In the ongoing 1% excise tax battle, Anzu Special Acquisition Corp I (Nasdaq: ANZU) dropped a supplement to its extension vote proxy this morning. Anzu is holding its previously adjourned extension vote at 9:30AM (ET) today to extend its completion deadline six months from March 4, 2023 up to September 4, 2023.
Anzu’s previously scheduled extension votes were adjourned due to language in its previous proxies stating that it planned to set aside 1% of interest for the tax in the event of a liquidation, thereby reducing the current trust value by $0.10. Investors were obviously not happy about that and it became a real possibility that the extension would be voted down. As a result, the meeting was adjourned so Anzu could come up with a different solution.
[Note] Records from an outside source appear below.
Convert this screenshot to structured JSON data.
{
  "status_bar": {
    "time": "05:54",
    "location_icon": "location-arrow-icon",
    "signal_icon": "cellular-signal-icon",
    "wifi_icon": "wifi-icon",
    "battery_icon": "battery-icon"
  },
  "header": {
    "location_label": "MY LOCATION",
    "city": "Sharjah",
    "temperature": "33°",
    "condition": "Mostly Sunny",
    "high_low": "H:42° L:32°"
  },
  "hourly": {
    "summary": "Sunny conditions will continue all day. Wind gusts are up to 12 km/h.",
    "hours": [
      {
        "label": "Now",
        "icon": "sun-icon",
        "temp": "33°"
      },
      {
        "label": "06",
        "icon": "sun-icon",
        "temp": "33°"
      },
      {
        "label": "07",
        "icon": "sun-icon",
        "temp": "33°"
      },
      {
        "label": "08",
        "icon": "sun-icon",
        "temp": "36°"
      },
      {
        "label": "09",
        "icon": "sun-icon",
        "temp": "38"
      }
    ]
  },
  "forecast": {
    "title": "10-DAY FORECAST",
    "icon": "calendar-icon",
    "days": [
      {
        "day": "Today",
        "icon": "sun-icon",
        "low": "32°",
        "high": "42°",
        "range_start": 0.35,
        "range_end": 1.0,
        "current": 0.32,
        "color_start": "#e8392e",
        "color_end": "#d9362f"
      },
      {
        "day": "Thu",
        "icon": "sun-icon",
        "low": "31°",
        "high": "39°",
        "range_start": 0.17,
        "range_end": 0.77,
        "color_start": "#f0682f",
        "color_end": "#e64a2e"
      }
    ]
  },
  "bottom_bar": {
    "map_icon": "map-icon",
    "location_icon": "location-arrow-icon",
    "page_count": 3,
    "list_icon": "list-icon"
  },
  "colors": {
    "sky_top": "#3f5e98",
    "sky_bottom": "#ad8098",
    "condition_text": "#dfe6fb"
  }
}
Today, Anzu filed that solution, which is to sign an agreement with an insurance agent to cover the tax liability, but only in the event of a liquidation in the calendar year 2023 and only if the extension amendment is passed.
This does mean that the redemption value for shareholders is now $10.17, and not $10.07, at today’s extension vote. But, there are some caveats. For any shareholders that do not redeem at today’s vote and stay in the deal, they must bank on a deal closing (and not a liquidation) that occurs in calendar year 2023 and no later. However, this is barring any additional engagements with the insurance carrier to cover calendar year 2024.
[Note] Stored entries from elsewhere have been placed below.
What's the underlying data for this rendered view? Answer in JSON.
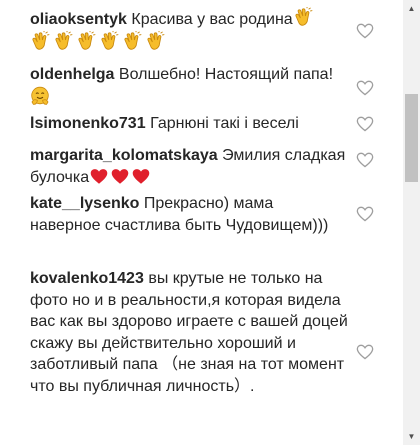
{
  "comments": [
    {
      "user": "oliaoksentyk",
      "text": "Красива у вас родина"
    },
    {
      "user": "oldenhelga",
      "text": "Волшебно! Настоящий папа!"
    },
    {
      "user": "lsimonenko731",
      "text": "Гарнюні такі і веселі"
    },
    {
      "user": "margarita_kolomatskaya",
      "text": "Эмилия сладкая булочка"
    },
    {
      "user": "kate__lysenko",
      "text": "Прекрасно) мама наверное счастлива быть Чудовищем)))"
    },
    {
      "user": "kovalenko1423",
      "text": "вы крутые не только на фото но и в реальности,я которая видела вас как вы здорово играете с вашей доцей скажу вы действительно хороший и заботливый папа （не зная на тот момент что вы публичная личность）."
    }
  ],
  "icons": {
    "like": "heart-outline-icon",
    "clap": "clapping-hands-emoji",
    "hug": "hugging-face-emoji",
    "red_heart": "red-heart-emoji"
  },
  "colors": {
    "text": "#262626",
    "heart_outline": "#9e9e9e",
    "red_heart": "#e0202c",
    "clap": "#f6bd2b"
  }
}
However, today’s solution presents a bit of game theory again. The choices are: vote yes to ensure the extension vote is passed and protect the $10.17 redemption value or, vote no causing a liquidation and receive only $10.07. Obviously, investors are going to vote yes. However, this doesn’t address what happens with redemptions at the vote and the resulting trust value post-vote.
For redemptions, the choice becomes: redeem now and get $10.17 per share or, do not redeem and hope that the deal closes in 2023 and doesn’t liquidate. In the latter scenario, if Anzu does liquidate or close in 2024, the redemption value is reduced $0.10. That’s a tough bet.
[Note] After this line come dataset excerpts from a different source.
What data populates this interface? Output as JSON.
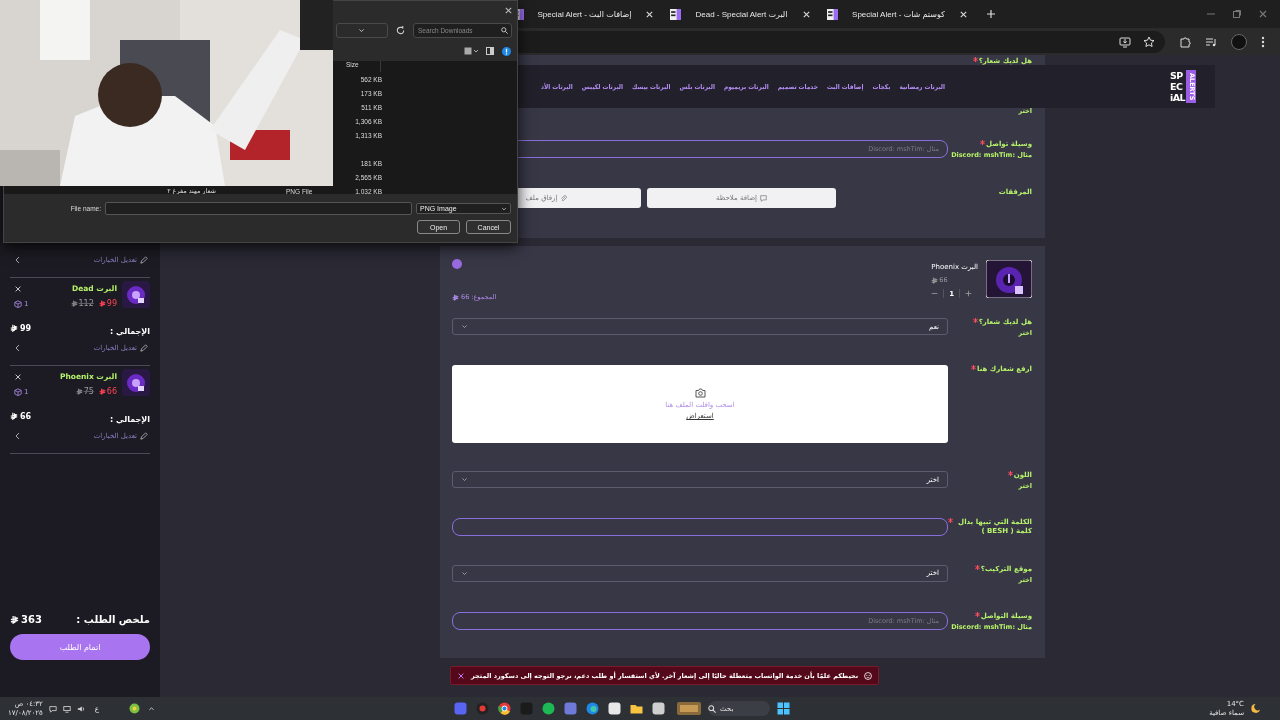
{
  "browser": {
    "tabs": [
      {
        "title": "كوستم شات - Special Alert"
      },
      {
        "title": "البرت Dead - Special Alert"
      },
      {
        "title": "إضافات البث - Special Alert"
      }
    ]
  },
  "file_dialog": {
    "search": {
      "placeholder": "Search Downloads"
    },
    "size_column": "Size",
    "rows": [
      {
        "kind": "file",
        "size": "562 KB"
      },
      {
        "kind": "file",
        "size": "173 KB"
      },
      {
        "kind": "file",
        "size": "511 KB"
      },
      {
        "kind": "file",
        "size": "1,306 KB"
      },
      {
        "kind": "file",
        "size": "1,313 KB"
      },
      {
        "kind": "folder"
      },
      {
        "kind": "file",
        "size": "181 KB"
      },
      {
        "kind": "file",
        "size": "2,565 KB"
      },
      {
        "kind": "file",
        "size": "1,032 KB",
        "name": "شعار مهند مفرغ ٢",
        "type": "PNG File"
      }
    ],
    "file_name_label": "File name:",
    "file_type": "PNG Image",
    "buttons": [
      "Cancel",
      "Open"
    ]
  },
  "site": {
    "logo": {
      "lines": [
        "SP",
        "EC",
        "iAL"
      ],
      "tag": "ALERTS"
    },
    "nav": [
      "البرتات رمضانية",
      "بكجات",
      "إضافات البث",
      "خدمات تصميم",
      "البرتات بريميوم",
      "البرتات بلس",
      "البرتات بيسك",
      "البرتات لكيبس",
      "البرتات الأد"
    ],
    "top_card": {
      "peek": {
        "label": "هل لديك شعار؟",
        "required": true,
        "hint": "اختر"
      },
      "contact": {
        "label": "وسيلة تواصل",
        "required": true,
        "hint": "مثال :Discord: mshTim",
        "placeholder": "مثال :Discord: mshTim"
      },
      "attachments": {
        "label": "المرفقات",
        "buttons": [
          {
            "kind": "note",
            "label": "إضافة ملاحظة"
          },
          {
            "kind": "attach",
            "label": "إرفاق ملف"
          }
        ]
      }
    },
    "product": {
      "name": "البرت Phoenix",
      "price": "66",
      "quantity": "1",
      "total_label": "المجموع:",
      "total": "66"
    },
    "fields": [
      {
        "kind": "select",
        "label": "هل لديك شعار؟",
        "required": true,
        "hint": "اختر",
        "value": "نعم"
      },
      {
        "kind": "upload",
        "label": "ارفع شعارك هنا",
        "required": true,
        "prompt": "اسحب وافلت الملف هنا",
        "link": "استعراض"
      },
      {
        "kind": "select",
        "label": "اللون",
        "required": true,
        "hint": "اختر",
        "value": "اختر"
      },
      {
        "kind": "text",
        "label": "الكلمة التي تبيها بدال كلمة ( BESH )",
        "required": true
      },
      {
        "kind": "select",
        "label": "موقع التركيب؟",
        "required": true,
        "hint": "اختر",
        "value": "اختر"
      },
      {
        "kind": "text",
        "label": "وسيلة التواصل",
        "required": true,
        "hint": "مثال :Discord: mshTim",
        "placeholder": "مثال :Discord: mshTim"
      }
    ]
  },
  "cart": {
    "edit_label": "تعديل الخيارات",
    "items": [
      {
        "name": "البرت Dead",
        "old_price": "112",
        "price": "99",
        "quantity": "1",
        "total_label": "الإجمالي :",
        "total": "99",
        "edit_label": "تعديل الخيارات"
      },
      {
        "name": "البرت Phoenix",
        "old_price": "75",
        "price": "66",
        "quantity": "1",
        "total_label": "الإجمالي :",
        "total": "66",
        "edit_label": "تعديل الخيارات"
      }
    ],
    "summary_label": "ملخص الطلب :",
    "summary_total": "363",
    "checkout": "اتمام الطلب"
  },
  "toast": {
    "message": "نحيطكم علمًا بأن خدمة الواتساب متعطلة حاليًا إلى إشعار آخر. لأي استفسار أو طلب دعم، نرجو التوجه إلى دسكورد المتجر"
  },
  "taskbar": {
    "time": "٠٤:٣٢ ص",
    "date": "١٧/٠٨/٢٠٢٥",
    "language": "ع",
    "search": "بحث",
    "temperature": "14°C",
    "weather": "سماء صافية"
  }
}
As they say, a bird in the hand is worth two in the bush, so today’s vote will most likely be on the high side as far as redemptions since investors will probably prefer the locked-in $10.17 now. However, it also means the extension vote will most certainly be approved. That means Anzu will get additional time to complete a deal, but a lot less cash to work with. Having said that, redemptions have been high regardless. The result would probably not be that much different no matter what the roadmap looks like.
Nonetheless, engaging an insurance agent to cover the excise tax is a novel solution for cash strapped sponsors. We’ll have to watch and see if additional SPAC teams pick up this playbook and follow suit.